Methods : Using population-based health service data from the Ontario Health Insurance Plan (OHIP) from 1997-2019, we compared the yearly proportion of people with a glaucoma diagnosis claimed by FPs or ophthalmologists among the total number of individuals with a glaucoma diagnosis claimed by all OHIP physicians. We conducted an interrupted time series analysis to assess if changes in the utilization of FPs or ophthalmologists before and after delisting were the result of chance alone or policy change. Ontarians aged 20-64 were in the policy-affected group. Those aged 65+ were in the policy-unaffected group.

Results : In the policy-affected age groups, the utilization rate of FPs for glaucoma diagnosis significantly increased immediately following delisting: 14.6% (95% confidence interval [CI] 11.0%~18.3%) for the 20-39 age group and 9.9% (95% CI 8.2%~11.5%) for the 40-64 age group. The utilization of ophthalmologists for glaucoma diagnoses increased substantially post-delisting: 41.5% (95% CI 37.8%~45.3%) for the 20-39 age group and 40.3% (95% CI 35.7%~45.0%) for the 40-64 age group. There was a significant increase in the number of glaucoma referrals from FPs to optometrists immediately after delisting (569, 95% CI 445~694) and from FPs to ophthalmologists after 2006 (1471, 95% CI 769~2174).

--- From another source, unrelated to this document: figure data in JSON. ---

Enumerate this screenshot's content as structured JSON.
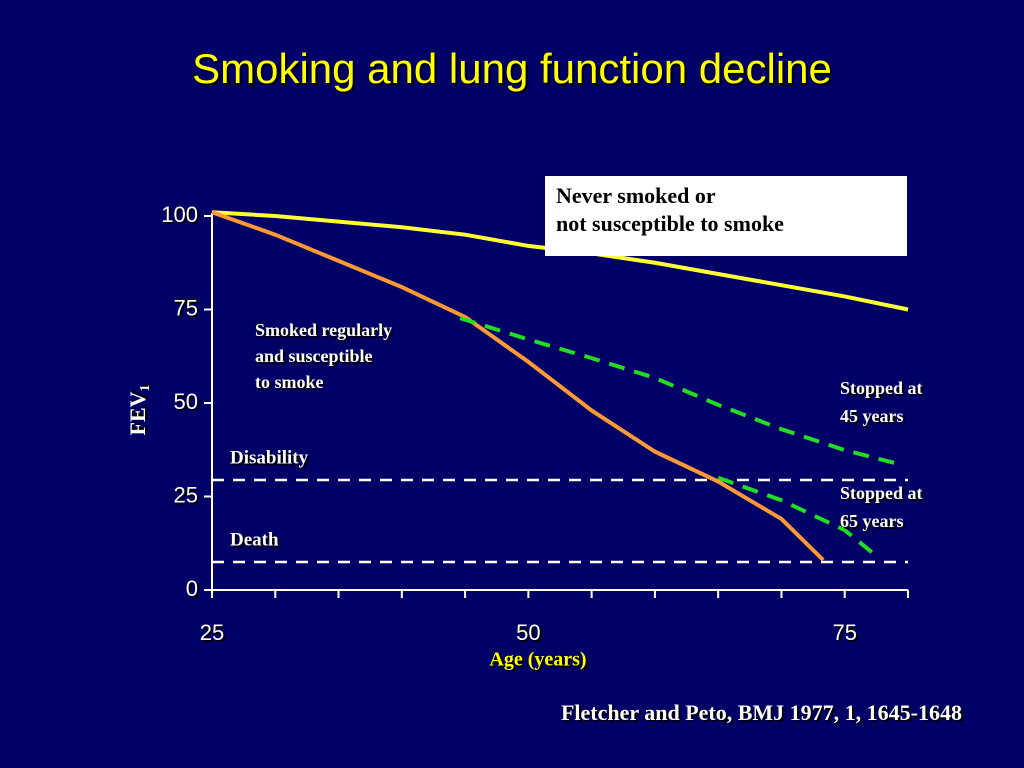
{
  "chart_data": {
    "type": "line",
    "title": "Smoking and lung function decline",
    "xlabel": "Age (years)",
    "ylabel": {
      "text": "FEV",
      "subscript": "1"
    },
    "xlim": [
      25,
      80
    ],
    "xticks": [
      25,
      50,
      75
    ],
    "xminorticks": [
      30,
      35,
      40,
      45,
      55,
      60,
      65,
      70,
      80
    ],
    "ylim": [
      0,
      100
    ],
    "yticks": [
      0,
      25,
      50,
      75,
      100
    ],
    "series": [
      {
        "name": [
          "Never smoked or",
          "not susceptible to smoke"
        ],
        "color": "#ffff33",
        "dashed": false,
        "x": [
          25,
          30,
          35,
          40,
          45,
          50,
          55,
          60,
          65,
          70,
          75,
          80
        ],
        "values": [
          101,
          100,
          98.5,
          97,
          95,
          92,
          90,
          87.5,
          84.5,
          81.5,
          78.5,
          75
        ]
      },
      {
        "name": [
          "Smoked regularly",
          "and susceptible",
          "to smoke"
        ],
        "color": "#ff9933",
        "dashed": false,
        "x": [
          25,
          30,
          35,
          40,
          45,
          50,
          55,
          60,
          65,
          70,
          73.3
        ],
        "values": [
          101,
          95,
          88,
          81,
          73,
          61,
          48,
          37,
          29,
          19,
          8
        ]
      },
      {
        "name": [
          "Stopped at",
          "45 years"
        ],
        "color": "#22dd22",
        "dashed": true,
        "x": [
          44.6,
          50,
          55,
          60,
          65,
          70,
          75,
          79.6
        ],
        "values": [
          72.7,
          67,
          62,
          56.7,
          49.5,
          43,
          37.4,
          33.4
        ]
      },
      {
        "name": [
          "Stopped at",
          "65 years"
        ],
        "color": "#22dd22",
        "dashed": true,
        "x": [
          65,
          70,
          75,
          77.4
        ],
        "values": [
          30,
          24,
          16,
          9.4
        ]
      }
    ],
    "hlines": [
      {
        "label": "Disability",
        "value": 29.4
      },
      {
        "label": "Death",
        "value": 7.5
      }
    ],
    "source": "Fletcher and Peto, BMJ 1977, 1, 1645-1648"
  }
}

In the policy-unaffected 65+ group, the utilization rate of FPs (1.9% (95% CI 0.6%~3.2%)) and ophthalmologists (4.4% (95% CI 0.4%~8.4%)) for glaucoma diagnoses increased minimally post-delisting. The number of glaucoma referrals did not significantly change post-delisting from FPs to ophthalmologists (-11, 95% CI -315~293) and increased marginally from FPs to optometrists after 2010 (38, 95% CI 3~73).

Conclusions : Delisting routine eye exams for individuals aged 20-64 resulted in an increased use of FPs and ophthalmologists for glaucoma diagnosis. Further studies are needed to understand the effects of delisting and its related cost-effectiveness to the health system.

This abstract was presented at the 2023 ARVO Annual Meeting, held in New Orleans, LA, April 23-27, 2023.